Bevrijding[bewerken | brontekst bewerken]

Diverse regeringen protesteerden hiertegen, waaronder Nederland via zijn ambassadeur Hamel Bruynincx. Toen dit niet hielp werd luitenant-admiraal De Ruyter per brief door de Staten-Generaal geïnformeerd over de situatie waarin de predikanten verkeerden. Hij kreeg de opdracht in overleg te treden met de Spanjaarden om de Hongaren vrij te krijgen.

De Ruyter was sinds 1675 met een vloot in de Middellandse Zee om Nederlandse koopvaarders te beschermen en Spanje te helpen tegen Franse kapers. Dat land was hem dus dank verschuldigd en op 11 februari 1676 werden de predikanten vrijgelaten en aan dek van 'De Eendraght' door De Ruyter ontvangen. Daarna werden zij over diverse schepen van het eskader verdeeld. Na zes weken konden ze overstappen op een Engels schip dat hen naar Venetië overbracht.

Herdenking[bewerken | brontekst bewerken]
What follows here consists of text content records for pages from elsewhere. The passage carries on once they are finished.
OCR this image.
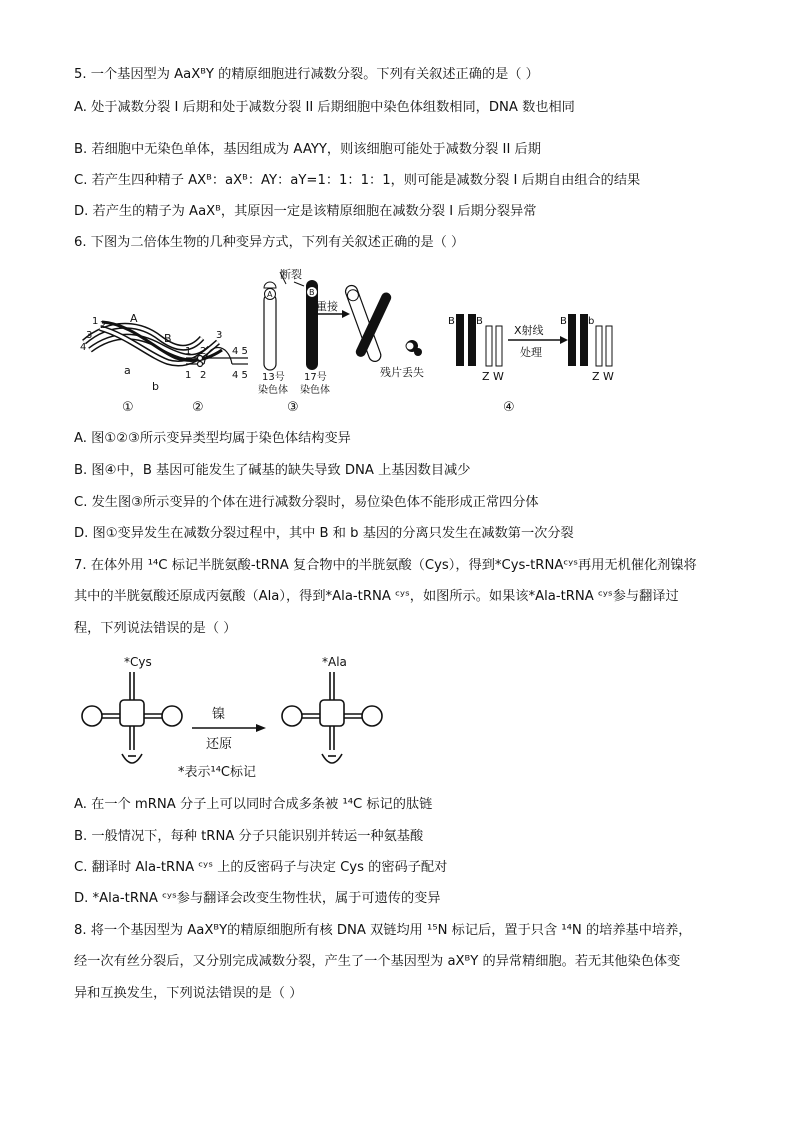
5. 一个基因型为 AaXᴮY 的精原细胞进行减数分裂。下列有关叙述正确的是（ ）
A. 处于减数分裂 I 后期和处于减数分裂 II 后期细胞中染色体组数相同，DNA 数也相同
B. 若细胞中无染色单体，基因组成为 AAYY，则该细胞可能处于减数分裂 II 后期
C. 若产生四种精子 AXᴮ：aXᴮ：AY：aY=1：1：1：1，则可能是减数分裂 I 后期自由组合的结果
D. 若产生的精子为 AaXᴮ，其原因一定是该精原细胞在减数分裂 I 后期分裂异常
6. 下图为二倍体生物的几种变异方式，下列有关叙述正确的是（ ）
1 2
3
4
A
B
a
b
1 2
3
4 5
1 2	4 5
断裂
A	B
重接
13号
染色体
17号
染色体
残片丢失
B B	B b
X射线
处理
Z W	Z W
①	②	③	④
A. 图①②③所示变异类型均属于染色体结构变异
B. 图④中，B 基因可能发生了碱基的缺失导致 DNA 上基因数目减少
C. 发生图③所示变异的个体在进行减数分裂时，易位染色体不能形成正常四分体
D. 图①变异发生在减数分裂过程中，其中 B 和 b 基因的分离只发生在减数第一次分裂
7. 在体外用 ¹⁴C 标记半胱氨酸-tRNA 复合物中的半胱氨酸（Cys），得到*Cys-tRNAᶜʸˢ再用无机催化剂镍将
其中的半胱氨酸还原成丙氨酸（Ala），得到*Ala-tRNA ᶜʸˢ，如图所示。如果该*Ala-tRNA ᶜʸˢ参与翻译过
程，下列说法错误的是（ ）
*Cys
镍
还原
*表示¹⁴C标记
*Ala
A. 在一个 mRNA 分子上可以同时合成多条被 ¹⁴C 标记的肽链
B. 一般情况下，每种 tRNA 分子只能识别并转运一种氨基酸
C. 翻译时 Ala-tRNA ᶜʸˢ 上的反密码子与决定 Cys 的密码子配对
D. *Ala-tRNA ᶜʸˢ参与翻译会改变生物性状，属于可遗传的变异
8. 将一个基因型为 AaXᴮY的精原细胞所有核 DNA 双链均用 ¹⁵N 标记后，置于只含 ¹⁴N 的培养基中培养，
经一次有丝分裂后，又分别完成减数分裂，产生了一个基因型为 aXᴮY 的异常精细胞。若无其他染色体变
异和互换发生，下列说法错误的是（ ）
Lauwerkrans en linten bij het graf
  • Achter de Grote Kerk van Debrecen staat een monument dat in 1895 werd opgericht als herinnering aan de bevrijding van de 26 predikanten.
  • Bij het graf van Michiel de Ruyter in Amsterdam hangt een zilveren lauwerkrans met de namen van de predikanten.
  • In 2007 onthulde de Hongaarse ambassadeur in Nederland een plaquette bij het standbeeld van De Ruyter in Vlissingen die aan de bevrijding van de 26 herinnert.